This week I encountered a blog regarding Anti-Patterns. As we have learned, design patterns are reusable solutions to common problems and provide a way for us developers to solve problems in a proven way, rather than trying to reinvent the wheel every time a problem was to arise. On the other hand, Anti-patterns are unhelpful or ineffective approaches to problem solving that can negatively impact the efficiency and effectiveness of our work.
Some common examples of anti-patterns include:
- The Golden Hammer, which is when a specific tool or approach is overused or applied to every problem. I can personally say that I’ve fallen into this trap as I would always use the same programming language or framework to write code and would come to a standstill not knowing what to do next. Little did I know there were more suitable options that could’ve made my job easier and the end product more efficient.
- The God Class antipattern, occurs when a single class in a software system becomes excessively large and complex, with too many responsibilities. I believe all developers including myself, at one point or another, created a class with too many responsibilities and would wonder why we have issues in our code. This would even violate the Single Responsibility Principle as each class should only have one key responsibility.
- The Big Ball of Mud antipattern, is when a solution lacks a clear and flexible architecture. As a program developer, I’ve encountered the big ball of mud antipattern and it can be a major source of frustration and inefficiency. Working with a system that has become a “big ball of mud” can be extremely difficult, as it can be nearly impossible to understand how the different parts of the system fit together and what each component is responsible for. This can make it difficult to make changes to our code, as it is unclear how those changes will impact other parts of our code.
- The Copy and Paste Programming antipattern, is where code is copied and pasted from other sources without proper understanding or modification.
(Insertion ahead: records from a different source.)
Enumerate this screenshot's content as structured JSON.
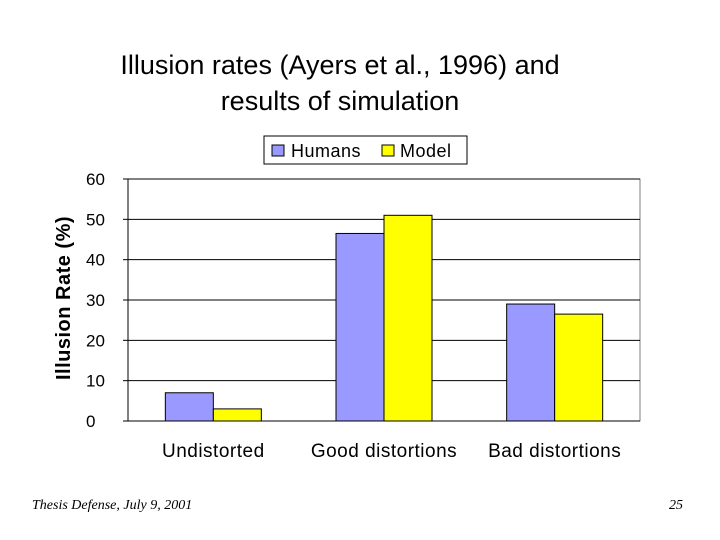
{
  "slide": {
    "footer_left": "Thesis Defense, July 9, 2001",
    "page_number": "25"
  },
  "chart_data": {
    "type": "bar",
    "title_lines": [
      "Illusion rates (Ayers et al., 1996) and",
      "results of simulation"
    ],
    "xlabel": "",
    "ylabel": "Illusion Rate (%)",
    "categories": [
      "Undistorted",
      "Good distortions",
      "Bad distortions"
    ],
    "series": [
      {
        "name": "Humans",
        "values": [
          7,
          46.5,
          29
        ],
        "color": "#9999ff"
      },
      {
        "name": "Model",
        "values": [
          3,
          51,
          26.5
        ],
        "color": "#ffff00"
      }
    ],
    "ylim": [
      0,
      60
    ],
    "yticks": [
      0,
      10,
      20,
      30,
      40,
      50,
      60
    ],
    "grid": true,
    "legend_position": "top-right"
  }
}
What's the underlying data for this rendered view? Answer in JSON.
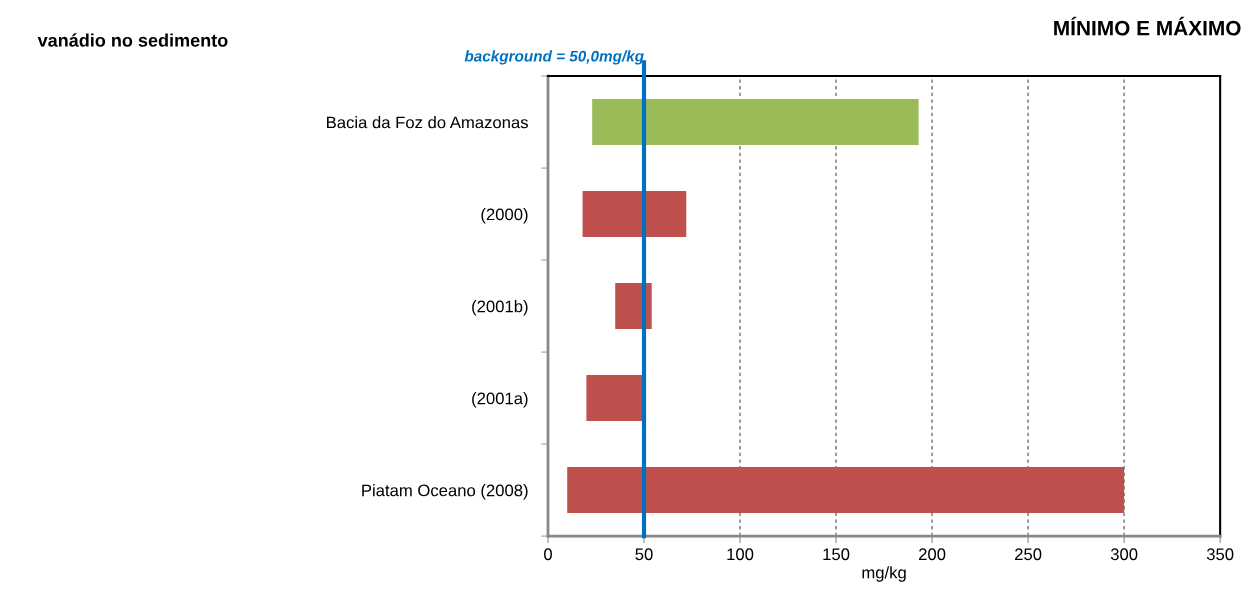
{
  "chart_data": {
    "type": "bar",
    "orientation": "horizontal",
    "title": "vanádio no sedimento",
    "subtitle": "MÍNIMO E MÁXIMO",
    "xlabel": "mg/kg",
    "categories": [
      "Bacia da Foz do Amazonas",
      "(2000)",
      "(2001b)",
      "(2001a)",
      "Piatam Oceano (2008)"
    ],
    "base": [
      23,
      18,
      35,
      20,
      10
    ],
    "values": [
      170,
      54,
      19,
      30,
      290
    ],
    "colors": [
      "#9bbb59",
      "#c0504d",
      "#c0504d",
      "#c0504d",
      "#c0504d"
    ],
    "xlim": [
      0,
      350
    ],
    "xticks": [
      0,
      50,
      100,
      150,
      200,
      250,
      300,
      350
    ],
    "grid": "x",
    "legend": false,
    "ref_lines": [
      {
        "axis": "x",
        "value": 50,
        "label": "background = 50,0mg/kg",
        "color": "#0070c0",
        "line_style": "solid"
      }
    ]
  }
}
I believe every programmer at one point found code that they believed they could reuse from another program and placed it into their new program. The program may work, but it causes many bugs and becomes difficult to later make changes.
Overall, as important as design patterns are to follow, sometimes we will fall into the trap of an antipattern. In my own experience, I have fallen into the trap of using anti-patterns in my code. Now knowing how to avoid these patterns going forward, I’ll be able to recognize and avoid antipatterns and leverage design patterns that can help to create more effective and efficient code. By doing so, anyone can better achieve their coding goals and improve the quality of their work.